Yes, there are confusing inconsistencies in who can do what at what age, such as get married, pay tax, or leave school. But despite the catchy - and well-spun - line from Demos, although 16 year olds can join the army they are not deployed until the age of 18. They will not be in the firing line before they have their say.

I rarely agree with Tony Blair, but he made a sensible point when he disagreed with this proposal, many years ago, saying ‘I am not sure that we would always want 16-year-olds to do all the things they can do.’

Gordon Brown has linked lowering the voting age to a commitment to citizenship training. And supporters of reform argue that today’s teenagers are up to the task because of the impact of citizenship lessons for 11 to 16-year-olds.
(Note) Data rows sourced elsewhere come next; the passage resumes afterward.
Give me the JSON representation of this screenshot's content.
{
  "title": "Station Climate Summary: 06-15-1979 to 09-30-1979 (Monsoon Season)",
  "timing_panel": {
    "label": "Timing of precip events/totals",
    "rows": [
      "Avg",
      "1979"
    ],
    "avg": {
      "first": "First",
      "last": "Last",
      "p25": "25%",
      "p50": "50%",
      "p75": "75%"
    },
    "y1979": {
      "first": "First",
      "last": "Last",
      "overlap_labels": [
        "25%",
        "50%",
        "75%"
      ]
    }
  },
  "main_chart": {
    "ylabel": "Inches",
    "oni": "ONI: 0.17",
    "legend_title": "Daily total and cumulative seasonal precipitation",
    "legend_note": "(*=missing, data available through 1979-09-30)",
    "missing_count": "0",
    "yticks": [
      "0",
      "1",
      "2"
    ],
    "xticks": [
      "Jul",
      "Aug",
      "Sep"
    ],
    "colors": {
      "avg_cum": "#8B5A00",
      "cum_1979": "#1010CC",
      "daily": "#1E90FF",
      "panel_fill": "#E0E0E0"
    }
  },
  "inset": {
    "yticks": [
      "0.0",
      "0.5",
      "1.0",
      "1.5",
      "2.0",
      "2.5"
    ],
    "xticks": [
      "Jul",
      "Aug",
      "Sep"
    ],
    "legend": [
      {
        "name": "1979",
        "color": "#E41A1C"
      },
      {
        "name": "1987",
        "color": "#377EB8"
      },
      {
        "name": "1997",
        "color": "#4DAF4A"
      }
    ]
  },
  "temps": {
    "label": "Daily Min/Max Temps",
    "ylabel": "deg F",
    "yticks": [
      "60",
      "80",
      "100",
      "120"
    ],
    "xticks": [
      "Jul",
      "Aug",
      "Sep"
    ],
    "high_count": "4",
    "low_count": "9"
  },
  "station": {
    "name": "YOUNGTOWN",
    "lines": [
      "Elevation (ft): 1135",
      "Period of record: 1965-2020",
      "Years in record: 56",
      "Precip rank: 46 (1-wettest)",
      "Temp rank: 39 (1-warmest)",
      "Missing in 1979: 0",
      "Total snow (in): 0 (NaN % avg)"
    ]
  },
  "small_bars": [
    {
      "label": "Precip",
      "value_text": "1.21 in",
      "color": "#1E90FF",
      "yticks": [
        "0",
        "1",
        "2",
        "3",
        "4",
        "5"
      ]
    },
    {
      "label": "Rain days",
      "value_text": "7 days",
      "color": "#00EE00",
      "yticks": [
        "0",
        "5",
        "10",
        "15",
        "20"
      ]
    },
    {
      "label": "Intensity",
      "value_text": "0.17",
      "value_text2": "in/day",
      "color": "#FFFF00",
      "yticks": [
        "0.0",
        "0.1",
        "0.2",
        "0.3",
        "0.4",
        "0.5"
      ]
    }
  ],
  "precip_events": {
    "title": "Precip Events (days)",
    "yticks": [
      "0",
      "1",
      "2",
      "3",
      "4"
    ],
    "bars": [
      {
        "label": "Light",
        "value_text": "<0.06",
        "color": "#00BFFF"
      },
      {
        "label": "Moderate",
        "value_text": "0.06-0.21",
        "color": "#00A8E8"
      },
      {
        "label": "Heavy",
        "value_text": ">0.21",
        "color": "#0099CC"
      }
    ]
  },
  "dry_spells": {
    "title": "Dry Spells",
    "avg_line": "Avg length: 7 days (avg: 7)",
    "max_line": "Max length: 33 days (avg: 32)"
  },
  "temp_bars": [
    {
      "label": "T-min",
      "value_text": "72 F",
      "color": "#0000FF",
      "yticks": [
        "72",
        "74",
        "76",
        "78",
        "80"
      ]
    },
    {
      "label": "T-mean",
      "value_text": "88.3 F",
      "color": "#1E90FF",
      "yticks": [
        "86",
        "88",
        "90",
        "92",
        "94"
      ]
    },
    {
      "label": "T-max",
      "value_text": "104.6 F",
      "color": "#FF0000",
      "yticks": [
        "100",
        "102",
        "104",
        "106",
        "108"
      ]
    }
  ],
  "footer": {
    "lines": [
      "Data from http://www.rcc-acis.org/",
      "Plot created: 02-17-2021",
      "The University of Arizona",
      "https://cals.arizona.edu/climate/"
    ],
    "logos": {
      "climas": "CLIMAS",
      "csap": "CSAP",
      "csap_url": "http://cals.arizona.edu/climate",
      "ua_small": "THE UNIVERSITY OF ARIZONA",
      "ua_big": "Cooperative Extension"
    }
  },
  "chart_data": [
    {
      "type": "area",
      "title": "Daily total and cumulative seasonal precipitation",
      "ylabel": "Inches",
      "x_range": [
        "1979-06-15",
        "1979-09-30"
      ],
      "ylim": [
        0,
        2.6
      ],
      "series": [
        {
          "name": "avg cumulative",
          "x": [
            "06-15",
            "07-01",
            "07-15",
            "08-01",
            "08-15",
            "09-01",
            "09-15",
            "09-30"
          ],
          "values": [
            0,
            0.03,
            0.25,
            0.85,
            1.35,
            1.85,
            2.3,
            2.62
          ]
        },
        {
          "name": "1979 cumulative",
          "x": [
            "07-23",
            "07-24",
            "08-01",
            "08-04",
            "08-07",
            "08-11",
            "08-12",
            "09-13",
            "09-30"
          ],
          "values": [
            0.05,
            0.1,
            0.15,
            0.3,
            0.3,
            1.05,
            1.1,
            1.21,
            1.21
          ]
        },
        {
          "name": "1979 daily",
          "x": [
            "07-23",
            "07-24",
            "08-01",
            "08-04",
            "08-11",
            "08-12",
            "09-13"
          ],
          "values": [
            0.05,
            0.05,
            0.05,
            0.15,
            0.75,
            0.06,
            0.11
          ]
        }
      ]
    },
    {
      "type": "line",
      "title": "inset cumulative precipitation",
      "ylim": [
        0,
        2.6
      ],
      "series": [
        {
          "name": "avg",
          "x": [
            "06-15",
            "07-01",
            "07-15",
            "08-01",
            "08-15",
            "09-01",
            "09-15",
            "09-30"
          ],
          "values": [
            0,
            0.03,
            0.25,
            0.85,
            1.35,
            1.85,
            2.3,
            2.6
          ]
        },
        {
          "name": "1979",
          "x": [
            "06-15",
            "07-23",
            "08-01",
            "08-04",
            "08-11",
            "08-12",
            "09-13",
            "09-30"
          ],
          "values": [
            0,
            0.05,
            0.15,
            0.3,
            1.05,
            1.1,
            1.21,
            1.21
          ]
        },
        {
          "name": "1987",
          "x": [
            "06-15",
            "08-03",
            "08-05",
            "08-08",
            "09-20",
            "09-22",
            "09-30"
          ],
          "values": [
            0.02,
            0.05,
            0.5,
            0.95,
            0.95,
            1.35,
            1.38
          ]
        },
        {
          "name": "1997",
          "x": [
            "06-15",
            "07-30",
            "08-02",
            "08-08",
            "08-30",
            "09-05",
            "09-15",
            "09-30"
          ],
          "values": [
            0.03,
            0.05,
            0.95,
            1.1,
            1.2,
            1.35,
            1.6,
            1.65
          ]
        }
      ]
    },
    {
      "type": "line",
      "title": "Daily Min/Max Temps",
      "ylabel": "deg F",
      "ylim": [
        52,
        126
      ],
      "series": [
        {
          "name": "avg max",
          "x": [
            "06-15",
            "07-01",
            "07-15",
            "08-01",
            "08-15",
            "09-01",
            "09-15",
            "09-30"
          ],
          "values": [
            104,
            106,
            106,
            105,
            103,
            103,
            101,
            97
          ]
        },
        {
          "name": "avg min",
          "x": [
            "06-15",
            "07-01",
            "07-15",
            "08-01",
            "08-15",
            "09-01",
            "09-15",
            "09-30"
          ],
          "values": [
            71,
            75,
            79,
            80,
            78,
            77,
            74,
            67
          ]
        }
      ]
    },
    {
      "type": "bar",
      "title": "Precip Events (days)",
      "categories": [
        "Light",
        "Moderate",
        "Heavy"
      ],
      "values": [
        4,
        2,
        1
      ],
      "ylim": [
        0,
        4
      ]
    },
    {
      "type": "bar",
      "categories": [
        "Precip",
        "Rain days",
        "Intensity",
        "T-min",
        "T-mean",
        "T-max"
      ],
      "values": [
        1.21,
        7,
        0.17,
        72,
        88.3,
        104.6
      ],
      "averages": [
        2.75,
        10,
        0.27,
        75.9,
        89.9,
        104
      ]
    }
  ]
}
But let’s not ignore the countless Ofsted reports have criticised the paucity of citizenship teaching and its empty content. Talk to any pupil and they will confirm that this subject is seen as joke and not taken seriously. Besides, true citizenship is not something that can simply be taught in a classroom, cribbed from text books and tested in exams. It is only developed though collaboration in the real world, mostly when people leave school.

In advocating for the youth vote, politicians reveal their inability to make the election interesting enough for us adults. They are giving up on grown-ups, in favour of trying to co-opt children. Their meddling with the age limit treats democracy as child’s play and that doesn’t get my vote.